Guess who arranged for this compliance service? Those same advertisers.
HMMMM. Well it's better than nothing. Just visit the Arthur Anderson
site called AndersonCompliance
While you are there, do think about Anderson's role at ENRON! Trust
me, no really, you can trust me!
Now you've filed a complaint and you can feel all better about it
right? Well only if they get a volume of complaints that suggests
a "significant" problem has occurred based on the number of complaints
filed, then they'll conduct an investigation. Man that's a relief!
I wonder if those ad networks will keep paying these guys to tell
them when they've gotten a significant number of complaints? I wonder
how much they pay for this service and who monitors the people they
are paying to tell them what they'd like to hear? They'd probably
stop paying me if I played this role, because I'd be telling them
every time a single complaint was lodged.
The final frontier (one becoming legislated by the FTC) is that
of information gathered by web sites in order to provide “services”
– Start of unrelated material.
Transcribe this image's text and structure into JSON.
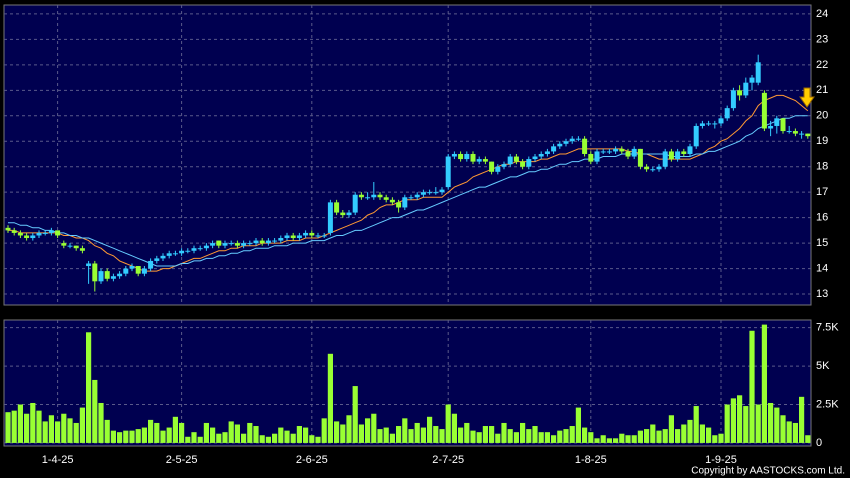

to you online such as chat, email, directories, instant messaging
and other membership type services. It has become routine for
each of these online service providers to ask detailed information
about you when you register with them.
The Federal Trade Commission ( http://www.ftc.gov ) has already
established the “Children’s Online Privacy Protection
Act” or COPPA to require those businesses that collect information
from children under 13 to make that information restricted to
third parties such as advertisers. The FTC also requires businesses
to obtain “verifiable parental consent” in order to
collect any< information from kids and provide parents access
to and allow them to edit or delete any information there.
It all adds up to one very daunting task if you seek anonymity
online, although one web site also provides “safe surfing”
by offering a service by which your information is disguised through
a proxy server:
http://www.anonymizer.com/3.0/index.shtml
and a software download to provide privacy ratings:
http://www.enonymous.com/advisor/advisor.asp
What it all comes down to is this, you must be fully informed
about what information is gathered about you, how it will be used
and to whom it is made available. Practice Safe Surfing!